Marine Hugonnier

Kerstin Engholm Galerie

The candle burning in Marine Hugonnier’s exhibition in Vienna was first lit in the year 2000, at the Galerie Chantal Crousel in Paris. At that time the point was the fragrance it released: that of a candle that has just been extinguished. Hugonnier had used a similarly paradoxical tautology in an earlier work: Flowers, 1996-2000, a bouquet in a vase standing on a pedestal. The flowers’ yellows and whites were especially strong because the artist had treated them with paint. This kind of pictorial manipulation, occurring as it does not on canvas but on the object itself, adopts the philological differentiation between signifier and signified that has been such an inspiration to the conceptual branch of modern art history. References to the two-sided nature of signs are a striking trait of Hugonnier’s works, as is a poetic repackaging of nature as a set of signs.

The linchpin of this exhibition, however, was a work that abandons this pattern of doubling. It is a project that came about after the journal Camera Austria, on the occasion of the formation of the new right-wing government in Austria in the winter of 2000, invited several artists to provide a statement. Hugonnier declined to produce anything for the magazine but was moved to invite a holocaust survivor—the pianist Anna Hanušová, now a resident of Brno, who was interned at Theresienstadt as a child and played the piano in the concentration camp’s orchestra—to play a piece on Austrian radio. Hanušová’s performance of one of Arvo Pärt’s early serialist works was broadcast across the nation; in the gallery space her performance could be heard on a small radio standing like a readymade on a pedestal. The video projected on the wall showed Hanušová performing in the recording hall of the Austrian Broadcasting Corporation. The music could be heard even when there was nothing to see on the wall; at times the pianist reappears, but mostly one sees nocturnal views of Vienna, accompanied by the sounds of the piano, without commentary.

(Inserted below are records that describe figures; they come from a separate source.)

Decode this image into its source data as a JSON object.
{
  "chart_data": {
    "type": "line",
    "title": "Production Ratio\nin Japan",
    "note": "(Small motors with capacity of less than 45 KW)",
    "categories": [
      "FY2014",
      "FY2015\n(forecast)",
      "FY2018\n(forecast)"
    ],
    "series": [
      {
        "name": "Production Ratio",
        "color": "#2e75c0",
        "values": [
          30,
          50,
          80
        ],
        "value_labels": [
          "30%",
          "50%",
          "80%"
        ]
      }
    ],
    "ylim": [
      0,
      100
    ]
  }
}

In the evening, when the gallery was dark, the scented candle burned in the background, and then its light blended with those seen in the video—the brightness of the radio studio, cinema advertisements, the sea of lights at an oil refinery or the illuminated garlands of Viennese streets as seen from above. Hugonnier challenged the observer to consider the political symbolism of light—and to think of an autumn evening in 1993 when the heart of Vienna seemed to be burning. Ten thousand people had gathered in the center of the city to protest against the so-called Ausländer-volksbegehren—the far-right Freedom Party’s petition against further immigration. They all held candles in their hands—pitting naive symbolism, according to critics, against the radicalized rhetoric of the right-wing populists. The candle in the video, flickering romantically on its own; the relationship, remarked by the artist but not elaborated upon, “between technological progress and the architecture of the ’final solution’ ”; the free association between the Nazi past and the present day—these are political forms of pathos in Hugonnier’s project. There is all too strong a scent of what is intended here. Perhaps she would have done better with a different rhetorical figure—as Paul Celan began his poem about the Shoah, “Todesfuge” (Death fugue), with an oxymoron: “black milk.”

Matthias Dusini

Translated from German by Sara Ogger.